It’s not about communication

There have been numerous reports in the news over the past few days acknowledging that the police made dreadful errors in handling allegations of abuse by Jimmy Savile over the years – decades, in fact. The Scotsman, the Grauniad, ITV, the BBC, and Channel 4 are just some of the many news sites reporting on this.

The BBC article says

The allegations uncovered by HMIC include:

  • A missed opportunity to investigate Savile in 1963 when a male victim reported to Cheshire police that he had been raped by Savile. An officer told the victim to “forget about it”. Cheshire Police says it can find no record of the allegation.
  • A man who reported to police in London that his girlfriend had been assaulted at a recording of Top of the Pops and was warned that he “could be arrested for making such allegations” and sent away
  • In 1964 intelligence about Savile was entered into a ledger used by the Met’s paedophile unit. It said the DJ had visited an address used by girls who had absconded from Duncroft Approved School in Surrey. There is no record of any investigation
  • Anonymous allegations sent to the Met in 1998 in a letter that described Savile as a “deeply committed paedophile”
  • In 2003, the Met also compiled a crime report relating to a complaint about a 1970s incident
  • In 2007, Surrey Police compiled a report after complaints from three victims and the following year a Sussex report focused on a complaint from one victim.
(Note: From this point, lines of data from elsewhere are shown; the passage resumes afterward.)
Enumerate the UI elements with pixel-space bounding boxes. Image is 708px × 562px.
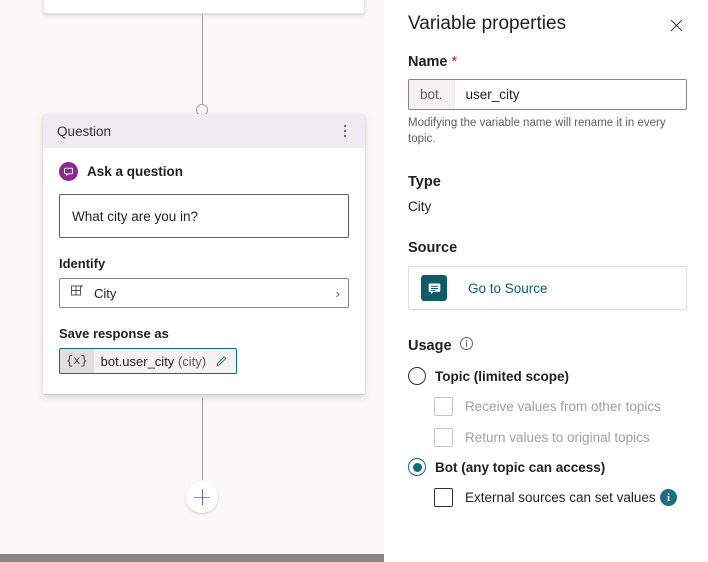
checkbox-receive-values-label: Receive values from other topics xyxy=(465,399,661,415)
question-node-card[interactable]: Question Ask a question What city are yo… xyxy=(43,114,365,394)
checkbox-external-sources-label: External sources can set values xyxy=(465,490,656,506)
checkbox-unchecked-icon xyxy=(434,488,453,508)
checkbox-unchecked-icon xyxy=(434,428,453,448)
topic-canvas[interactable]: Question Ask a question What city are yo… xyxy=(0,0,384,562)
source-section-label: Source xyxy=(408,240,458,257)
usage-radio-bot-label: Bot (any topic can access) xyxy=(435,459,606,475)
identify-entity-picker[interactable]: City › xyxy=(59,278,349,308)
kebab-dot xyxy=(343,124,347,128)
go-to-source-button[interactable]: Go to Source xyxy=(408,266,687,311)
variable-properties-panel: Variable properties Name * bot. Modifyin… xyxy=(384,0,708,562)
ask-a-question-label: Ask a question xyxy=(87,164,184,179)
panel-header: Variable properties xyxy=(408,0,687,40)
variable-chip-type: (city) xyxy=(177,353,207,369)
checkbox-return-values: Return values to original topics xyxy=(434,428,687,448)
add-node-button[interactable] xyxy=(186,481,218,513)
variable-chip-name: bot.user_city xyxy=(100,353,175,369)
usage-radio-topic[interactable]: Topic (limited scope) xyxy=(408,367,687,386)
pencil-icon[interactable] xyxy=(213,355,236,368)
variable-chip-label: bot.user_city (city) xyxy=(94,354,214,369)
go-to-source-label: Go to Source xyxy=(468,280,548,296)
name-section-label: Name * xyxy=(408,54,687,70)
checkbox-return-values-label: Return values to original topics xyxy=(465,430,650,446)
kebab-dot xyxy=(343,129,347,133)
question-message-icon xyxy=(59,162,78,181)
app-root: Question Ask a question What city are yo… xyxy=(0,0,708,562)
variable-brace-icon: {x} xyxy=(60,349,94,373)
question-node-body: Ask a question What city are you in? Ide… xyxy=(43,148,365,394)
usage-label: Usage xyxy=(408,338,452,355)
entity-grid-icon xyxy=(70,283,85,303)
node-more-options-button[interactable] xyxy=(333,119,357,143)
name-helper-text: Modifying the variable name will rename … xyxy=(408,117,666,145)
save-response-as-label: Save response as xyxy=(59,326,169,341)
variable-name-field[interactable]: bot. xyxy=(408,79,687,110)
chevron-right-icon: › xyxy=(335,285,340,301)
usage-radio-bot[interactable]: Bot (any topic can access) xyxy=(408,458,687,477)
question-message-input[interactable]: What city are you in? xyxy=(59,194,349,238)
info-filled-icon[interactable]: i xyxy=(660,489,677,507)
page-title: Variable properties xyxy=(408,13,567,34)
plus-icon-vertical xyxy=(201,489,203,505)
speech-bubble-icon xyxy=(421,275,447,302)
type-value: City xyxy=(408,199,432,215)
type-section-label: Type xyxy=(408,174,441,191)
connector-line-bottom xyxy=(202,398,204,480)
usage-radio-topic-label: Topic (limited scope) xyxy=(435,368,570,384)
required-asterisk: * xyxy=(451,54,458,70)
radio-checked-icon xyxy=(408,458,426,477)
canvas-scrollbar-thumb[interactable] xyxy=(0,554,384,562)
previous-node-card[interactable] xyxy=(43,0,365,14)
close-icon[interactable] xyxy=(661,10,691,40)
ask-a-question-row: Ask a question xyxy=(59,162,349,181)
name-label: Name xyxy=(408,54,448,70)
question-node-header: Question xyxy=(43,114,365,148)
checkbox-external-sources[interactable]: External sources can set values i xyxy=(434,488,687,508)
variable-name-input[interactable] xyxy=(454,80,686,109)
checkbox-receive-values: Receive values from other topics xyxy=(434,397,687,417)
radio-unchecked-icon xyxy=(408,367,426,386)
checkbox-unchecked-icon xyxy=(434,397,453,417)
question-node-title: Question xyxy=(57,123,112,139)
connector-line-top xyxy=(202,14,204,110)
usage-section-header: Usage xyxy=(408,336,687,356)
identify-label: Identify xyxy=(59,256,106,271)
variable-chip[interactable]: {x} bot.user_city (city) xyxy=(59,348,238,374)
info-outline-icon[interactable] xyxy=(459,336,474,356)
variable-name-prefix: bot. xyxy=(409,80,455,109)
kebab-dot xyxy=(343,134,347,138)
canvas-horizontal-scrollbar[interactable] xyxy=(0,554,384,562)
identify-entity-value: City xyxy=(94,285,117,301)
It’s clear that several people did find the courage to go to the police about Savile’s abuse and they were turned away. The Channel 4 report is interesting because it’s drawing parallels between the Savile abuses and the Soham murders and suggesting that poor information sharing between forces was part of the reason proper action did not happen when allegations were made.

Perhaps Channel Four are correct. Perhaps if the forces who received allegations of abuse by Savile had been able to record that on a system available to all police forces and see that others had made similar allegations (if such a system was available in the pre-computerised 60s and 70s), perhaps he could have been stopped. Perhaps his victims would have seen him tried, convicted and imprisoned for his crimes.

But look at the situation now. We have DNA evidence. We have sophisticated forensic techniques. We have instant mobile communications systems. We have a much better understanding of victim and abuser behaviour and psychology.But victims still don’t get justice and the reason for that is that they are not believed.

Esther Rantzen was instrumental in setting up Childline. She was very vocal about the need to believe children when they say they are being abused. But in that tv documentary about the Savile investigations, she said quite openly that she hadn’t taken the allegations she heard seriously because she’d only heard it from the victims, and she did not seem to see the irony in that. And look at what happened to the woman raped by Ched Evans – some people decided she was lying, harassed her, named her and continue to bleat about “justice for Ched” regardless of the fact that Ched got justice.

So yeah, talk all you like about communication and technology and liaison, but until you stop disbelieving victims and start accepting that they’re telling the truth, nothing will change. Catholic priests will continue to abuse children, teachers will continue to abuse pupils, men will continue to rape women and children, those with power will continue to assault those without. It won’t stop until the victims are taken seriously. Victims are betrayed by their abuser and betrayed by the organisations supposed to ensure justice is served. Let’s start by believing people and see where that gets us.